[PATCH] D89490: Introduce __attribute__((darwin_abi))

John McCall via Phabricator via llvm-commits llvm-commits at lists.llvm.org
Mon Apr 5 12:40:52 PDT 2021


rjmccall added a comment.

Sorry, it's just been a busy month for me.

In D89490#2539950 <https://reviews.llvm.org/D89490#2539950>, @aguinet wrote:

> In D89490#2516255 <https://reviews.llvm.org/D89490#2516255>, @rjmccall wrote:
>
>> In D89490#2514695 <https://reviews.llvm.org/D89490#2514695>, @aguinet wrote:
>>
>>>> I may be over-reacting to the way the patch seemed to be touching on the C++ ABI in multiple places.  My understanding is that `ms_abi` is just a calling-convention attribute; it's basically "use the (default) calling convention that MSVC would use for this function".  If that's all you want, then this is reasonable, although I am worried about creating a new attribute for every system that Wine chooses to target.
>>>
>>> I literally based this patch on how ms_abi was implemented. It's unfortunately more than just teaching clang to change the calling convention on LLVM IR functions. The fact that ABI implementations are spread all over the place between various places in LLVM is, as far as I remember, a known problem discussed many times on llvm-dev, and looks like a hard one to fix.
>>
>> Right, I understand that — I've even given an LLVM talk about it.  I was just confused about your intent because you made some effort to match other parts of the ABI besides what we might traditionally consider the calling convention.  I suppose some of those changes could be thought of as feature-specific calling conventions, but I don't usually think of them that way.
>
> We could have a long discussion on what do we exactly call a "calling convention" :) IIRC I did implement a few C++ bits, but they could be removed from this patch for further implementation.
>
>>>> About "darwin": technically, every Apple platform has a different ABI.  Our current ARM64 platforms do all agree about things like the calling convention, at least if you count newer watches (which use a 32-on-64 ABI in userspace) as not ARM64.  That is not true of other architectures, most notably on ARM32, where the 32-bit iOS ABI is very different from the armv7k Apple Watch ABI; and it is certainly conceivable that Apple might release a new ARM64 platform in the future with a different calling convention.  The more technically correct and future-proof thing would be to use the OS name (or maybe even the triple!) in the attribute, probably as an argument to the attribute, like `__attribute__((target_abi("arm64-apple-ios")))`.
>>>
>>> I'm a bit afraid that `__attribute__((target_abi(XX)))` would conflict with the existing `__attribute__((ms_abi))`.
>>
>> They don't *conflict*.  It's a more general scheme than the existing attribute, but the existing attribute can be thought of as a shorthand for one case of that more general scheme, so I don't see a problem here.  I would like to not have to add a new attribute for every OS that Wine decides to support.
>
> You're right, let me rephrase what I wanted to say: with this, there will be two ways to target the windows ABI. I guess we can be fine with it, but that adds some kind of complexity that needs to be explained to the end user.
>
> There is also the support the equivalent of the `__builtin_ms_va_list` type that needs to be considered, which would make a type that could look like `__builtin_abi_va_list_INSERT_TRIPLE_HERE`, with the fact that we can't have '-' in types. It might be better to do something similar than `ext_vector_type`, and have something like:
>
>   typedef va_list __attribute__((target_abi("arm64-apple-ios"))) arm64_ios_abi_va_list; 

Ah.  That's tricky because `va_list` is not normally abstracted in the compiler representation; the target just gives an implicit prefix that's parsed before the translation unit, and that defines the `va_list` type.  If you want easy OS ABI portability here, you'll need to come up with a way in the source language to spell the different `va_list` types and to select which `va_next` implementation you want (`va_start` has to match the current function, but `va_next` doesn't).  Fortunately we lower `va_next` in the frontend, so LLVM only needs to know about `va_start`, and that's always determined by the current function.
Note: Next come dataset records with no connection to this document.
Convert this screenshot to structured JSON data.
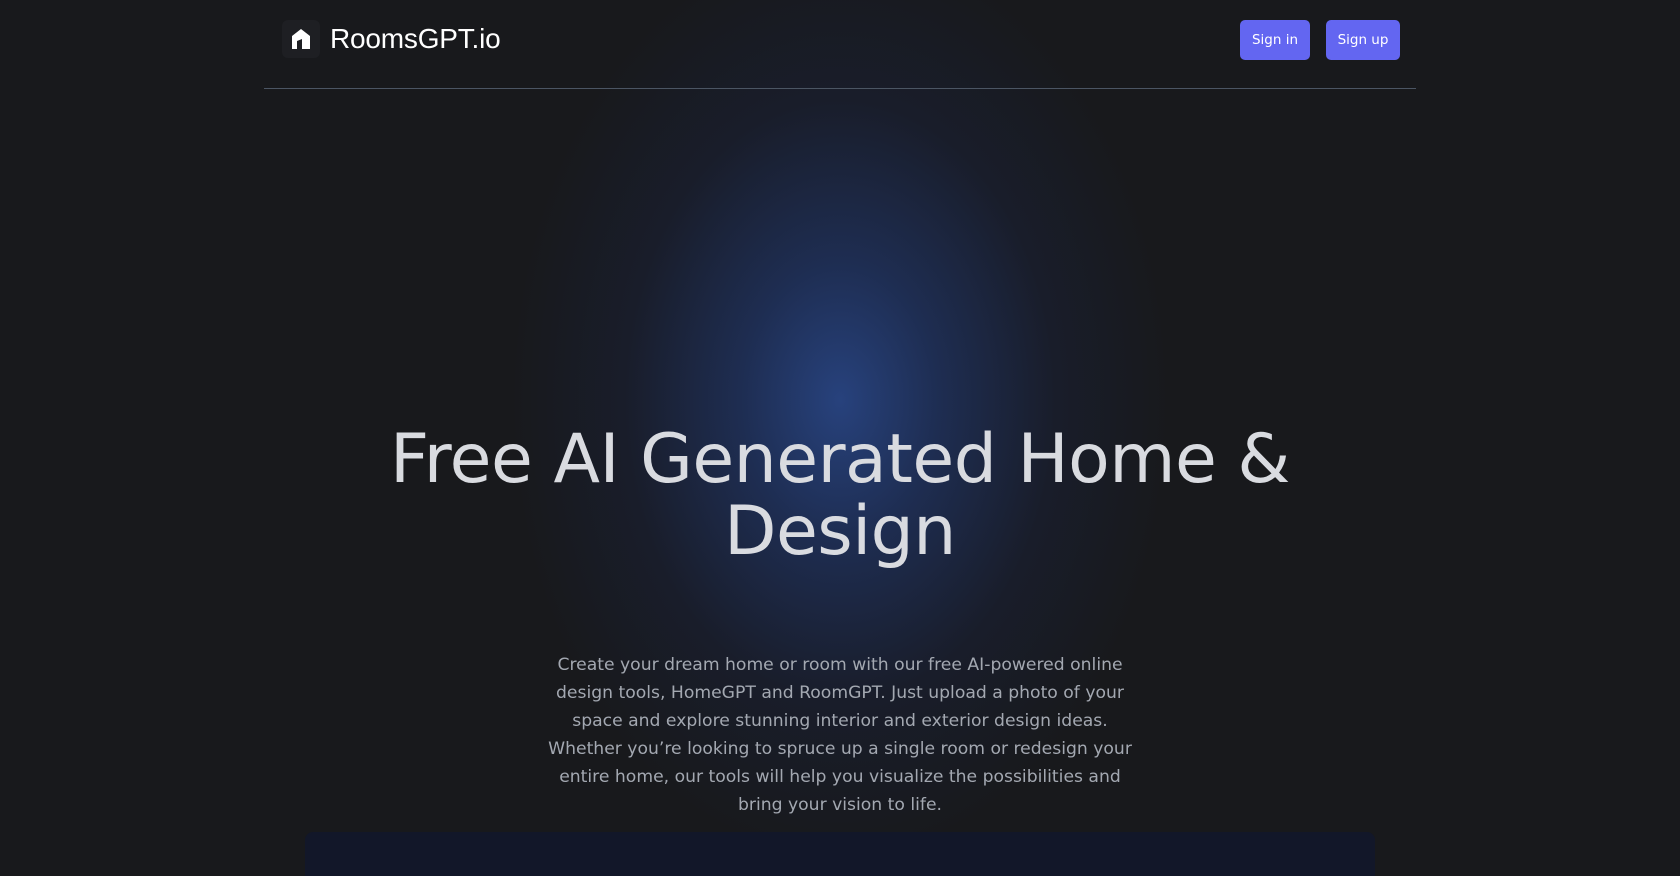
{
  "header": {
    "logo_icon": "house-icon",
    "brand_name": "RoomsGPT.io",
    "sign_in_label": "Sign in",
    "sign_up_label": "Sign up",
    "button_color": "#6366f1"
  },
  "hero": {
    "title": "Free AI Generated Home & Design",
    "description": "Create your dream home or room with our free AI-powered online design tools, HomeGPT and RoomGPT. Just upload a photo of your space and explore stunning interior and exterior design ideas. Whether you’re looking to spruce up a single room or redesign your entire home, our tools will help you visualize the possibilities and bring your vision to life."
  },
  "colors": {
    "background": "#18191c",
    "glow": "#284482",
    "preview_panel": "#121729"
  }
}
> Another question I would have with that setup is how much this is "transposed" into the LLVM world. My feeling is that can be, at least as a first implementation, just a "frontend" to assign the darwin or MS calling conventions to functions.

I think it really depends on how far you want to take this.  If you just want to control register/stack conventions, then it seems to me that adding LLVM CCs that are explicit about which rules to use (and making Clang do its side of the lowering properly) is pretty reasonable.  LLVM is already pretty well abstracted to be flexible about CCs.  I'm not sure if it's well-abstracted to be flexible about varargs support, but that's still probably not too invasive.  If you want to start doing function-specific overrides for features with a more complex lowering, like the C++ ABI or exception handling, that's asking a lot more.